History & Culture

The River Raisin settlement during the January 22, 1813 Battle

Painting by Tim Kurtz

The Battles at the River Raisin

During the summer of 1812, the River Raisin militia was called into service to build a military road which was to link Detroit with Ohio. In July, General William Hull, commander of the U.S. forces in the (Old) Northwest, invaded British-held Canada with the goal of capturing Fort Malden\Amherstburg, Upper Canada (today, Ontario). But the British and their Indian allies repelled the attack and Hull was forced to withdraw to Detroit. General Hull surrendered all of the Michigan Territory when confronted with a large army of British and Indians and knowing more Indians from the upper Great Lakes area were on their way (August 16, 1812).

The local River Raisin militia, along with other American forces, had gathered at Frenchtown to repel an expected Indian attack a few days before Hull's retreat. They were shocked to find out that Hull surrendered and that they had been included in the terms of capitulation. In preparation for an expected American invasion, in November of 1812, a detachment of Canadian militiamen, armed with one small cannon moved into Frenchtown. In January of 1813, a few River Raisin French settlers left their village to inform the approaching American army of the British position and to request help. More than 600 American men, under the command of colonels William Lewis and John Allen, were dispatched by General Winchester to the Raisin on January 18, 1813. The Americans quickly routed the 63 British/Canadian soldiers and approximately 200 Indian allies out of Frenchtown.

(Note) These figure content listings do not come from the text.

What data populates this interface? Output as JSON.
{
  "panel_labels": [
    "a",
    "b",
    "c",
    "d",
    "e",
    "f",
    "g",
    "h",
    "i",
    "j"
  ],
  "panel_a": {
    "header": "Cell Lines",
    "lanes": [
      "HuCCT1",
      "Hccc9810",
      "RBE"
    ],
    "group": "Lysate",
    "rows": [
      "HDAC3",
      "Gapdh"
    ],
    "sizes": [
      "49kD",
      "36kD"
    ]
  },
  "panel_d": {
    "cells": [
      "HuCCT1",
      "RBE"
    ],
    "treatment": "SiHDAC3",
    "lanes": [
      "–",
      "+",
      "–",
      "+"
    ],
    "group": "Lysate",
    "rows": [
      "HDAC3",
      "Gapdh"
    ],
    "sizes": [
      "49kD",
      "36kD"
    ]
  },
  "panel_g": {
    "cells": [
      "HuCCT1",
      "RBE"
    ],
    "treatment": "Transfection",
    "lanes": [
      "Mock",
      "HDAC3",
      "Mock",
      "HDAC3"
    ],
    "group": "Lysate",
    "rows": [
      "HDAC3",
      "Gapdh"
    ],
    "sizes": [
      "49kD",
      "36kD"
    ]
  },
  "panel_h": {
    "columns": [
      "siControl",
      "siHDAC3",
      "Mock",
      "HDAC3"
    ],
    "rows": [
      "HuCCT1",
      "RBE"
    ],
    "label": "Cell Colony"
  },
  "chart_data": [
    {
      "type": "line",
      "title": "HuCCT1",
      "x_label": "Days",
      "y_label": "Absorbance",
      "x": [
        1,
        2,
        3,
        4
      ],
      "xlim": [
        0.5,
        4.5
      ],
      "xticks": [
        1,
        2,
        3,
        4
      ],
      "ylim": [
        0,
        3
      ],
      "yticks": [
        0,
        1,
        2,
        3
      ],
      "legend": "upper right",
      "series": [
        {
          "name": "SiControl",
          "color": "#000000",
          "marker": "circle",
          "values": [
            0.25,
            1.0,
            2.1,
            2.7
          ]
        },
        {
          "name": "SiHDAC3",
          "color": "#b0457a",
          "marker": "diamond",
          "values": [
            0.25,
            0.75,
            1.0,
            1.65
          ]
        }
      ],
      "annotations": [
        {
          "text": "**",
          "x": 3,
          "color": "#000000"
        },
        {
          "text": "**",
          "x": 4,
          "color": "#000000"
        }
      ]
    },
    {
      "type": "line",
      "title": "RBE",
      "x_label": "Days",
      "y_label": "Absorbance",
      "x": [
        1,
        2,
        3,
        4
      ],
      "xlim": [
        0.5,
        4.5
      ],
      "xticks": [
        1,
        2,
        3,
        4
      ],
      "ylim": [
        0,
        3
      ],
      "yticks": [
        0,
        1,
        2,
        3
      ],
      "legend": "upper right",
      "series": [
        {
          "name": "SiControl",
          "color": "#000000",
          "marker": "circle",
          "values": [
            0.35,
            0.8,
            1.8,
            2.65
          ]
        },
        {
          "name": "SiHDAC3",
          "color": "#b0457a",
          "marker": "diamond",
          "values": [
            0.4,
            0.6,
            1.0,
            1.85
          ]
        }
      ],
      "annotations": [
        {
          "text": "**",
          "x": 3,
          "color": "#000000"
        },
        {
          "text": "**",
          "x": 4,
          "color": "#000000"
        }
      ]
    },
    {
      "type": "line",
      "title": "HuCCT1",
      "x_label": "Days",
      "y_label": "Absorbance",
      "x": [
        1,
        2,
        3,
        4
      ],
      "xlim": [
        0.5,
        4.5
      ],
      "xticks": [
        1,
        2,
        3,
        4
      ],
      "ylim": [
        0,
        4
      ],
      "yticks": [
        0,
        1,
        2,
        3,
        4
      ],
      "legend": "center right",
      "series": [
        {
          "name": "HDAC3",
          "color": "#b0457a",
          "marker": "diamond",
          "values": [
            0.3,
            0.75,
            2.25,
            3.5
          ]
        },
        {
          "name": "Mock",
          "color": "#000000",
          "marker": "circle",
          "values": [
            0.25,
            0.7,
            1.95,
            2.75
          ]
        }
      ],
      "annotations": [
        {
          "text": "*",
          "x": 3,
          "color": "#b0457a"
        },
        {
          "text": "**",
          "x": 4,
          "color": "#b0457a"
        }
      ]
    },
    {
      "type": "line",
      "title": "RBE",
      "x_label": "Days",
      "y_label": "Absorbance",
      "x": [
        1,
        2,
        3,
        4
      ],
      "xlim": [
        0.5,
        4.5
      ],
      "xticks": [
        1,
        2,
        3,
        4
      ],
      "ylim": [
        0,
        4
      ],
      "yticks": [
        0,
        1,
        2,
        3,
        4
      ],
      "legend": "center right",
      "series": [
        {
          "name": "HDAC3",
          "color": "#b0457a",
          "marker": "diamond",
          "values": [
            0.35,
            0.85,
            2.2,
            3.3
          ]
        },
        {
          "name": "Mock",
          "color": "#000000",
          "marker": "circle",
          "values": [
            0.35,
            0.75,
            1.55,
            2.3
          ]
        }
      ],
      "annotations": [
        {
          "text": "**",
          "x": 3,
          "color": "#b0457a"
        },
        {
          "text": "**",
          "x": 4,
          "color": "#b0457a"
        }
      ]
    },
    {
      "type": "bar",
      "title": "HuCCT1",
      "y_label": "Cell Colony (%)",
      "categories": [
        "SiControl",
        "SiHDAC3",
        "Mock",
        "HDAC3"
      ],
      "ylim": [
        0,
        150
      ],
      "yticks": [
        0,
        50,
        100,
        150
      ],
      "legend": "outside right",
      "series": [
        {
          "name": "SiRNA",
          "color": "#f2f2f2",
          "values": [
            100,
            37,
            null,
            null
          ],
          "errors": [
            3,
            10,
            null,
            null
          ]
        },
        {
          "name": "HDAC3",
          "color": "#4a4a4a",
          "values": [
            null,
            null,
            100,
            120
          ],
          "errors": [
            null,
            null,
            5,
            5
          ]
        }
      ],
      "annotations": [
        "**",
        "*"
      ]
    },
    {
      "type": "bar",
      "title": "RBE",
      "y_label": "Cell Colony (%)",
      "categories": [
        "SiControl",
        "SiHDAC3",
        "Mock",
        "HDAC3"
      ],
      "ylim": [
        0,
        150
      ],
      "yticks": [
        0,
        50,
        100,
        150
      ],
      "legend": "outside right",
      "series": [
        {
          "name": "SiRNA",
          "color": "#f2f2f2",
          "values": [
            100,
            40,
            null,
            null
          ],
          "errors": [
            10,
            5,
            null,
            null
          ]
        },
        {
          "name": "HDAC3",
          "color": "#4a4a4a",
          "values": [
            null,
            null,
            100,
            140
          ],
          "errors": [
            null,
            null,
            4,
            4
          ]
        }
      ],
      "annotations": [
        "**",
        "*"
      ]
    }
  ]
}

The Americans set up camp among the homes on the north side of the River Raisin and were reinforced by troops under the command of revolutionary war veteran General James Winchester, bringing the number of American troops to nearly 1,000. Meanwhile, the British and Indians prepared a counterattack across the Lake Erie ice at Fort Malden.

On the morning of January 22, 1813, nearly 600 British and Canadians and about 800 Indians attacked the sleeping American soldiers along the River Raisin. Although surprised, the Americans quickly returned fire. In just 20 minutes, the right flank, where the U.S. 17th Infantry was stationed in an open field, was routed and forced to run across the frozen waters of the River Raisin towards Ohio. Of the 400 Americans who ran, about 220 were killed and 147, including General Winchester, were captured. Meanwhile, the American left wing, which included nearly 500 militiamen, continued to fight from behind the Frenchtown picket fence. Successfully repulsing British attacks, the Americans expected the British to ask for a cease-fire when they saw them waving a white flag. The Americans were shocked to find out that the British had instead carried a message of surrender from their General Winchester. After a short negotiation, the remaining American forces surrendered. The British quickly withdrew due to heavy casualties and the expectation that the Americans were soon to be reinforced by General William Henry Harrison's troops, who were along the Maumee River near present-day Toledo. When the British departed, they left the Americans who were too wounded to walk in the homes of Frenchtown inhabitants under the guard of a small British detachment and Indians.

The morning after the Battle, Indians returned to the River Raisin plundering and burning homes, killing and scalping many of the remaining Americans, and taking others as personal property. Official U.S. estimates of the aftermath include a dozen named individuals killed and up to 30 more who were probably killed in this manner. British estimates put the number at about six.

The Battle ended in what was described as a "national calamity" by then General William Henry Harrison, and later President of the United States. Frenchtown was a desolate settlement for eight months following the battle. American dead were left unburied due to Indian threats;and more homes were burned and plundered. The River Raisin was liberated on September 27, 1813, when Colonel Richard M. Johnson's Kentucky cavalry, guided by men from the Raisin, rode into the settlement. The Americans continued their march north, liberating Detroit and destroying the British-Canadian-Indian coalition in the west at the battle of the Thames, or as Canadians call it, the battle of Moraviantown (near present-day Chatham, Ontario), on October 5, 1813. The battle cry, "Remember the Raisin!" inspired a massive U.S. victory at the Battle, which sealed the War of 1812 in the western theater for the U.S., claimed the life of the great Shawnee leader Tecumseh, and resulted in the end the American Indian Confederation. The Aftermath of the Battles resulted in the implementation of Indian removal from the Northwest Territory at the conclusion of the War of 1812, an aftermath that continues to influence the United States today.


The area where the River Raisin National Battlefield Park is located has been inhabited by many cultures. Located near the confluence of the River Raisin and Lake Erie, the broad expansive marshlands and rich soil, made it a natural place of settlement for the original Native American and later French settlers. Elements of the Pottawatomi, and Wyandot Tribes both called the area their home. When the territory was ceded to the British following the French and Indian Wars, the area was also populated by some British settlers, although French remained the principal language spoken. Following the evacuation of the Northwest Territory by the British in 1796, the area reverted to the United States. British and frontier settlers from Kentucky, Ohio and the Old Northwest Territory clashed during the War of 1812. Following the settlement of the conflict, the area was rapidly populated by many cultures during the period of Westward expansion.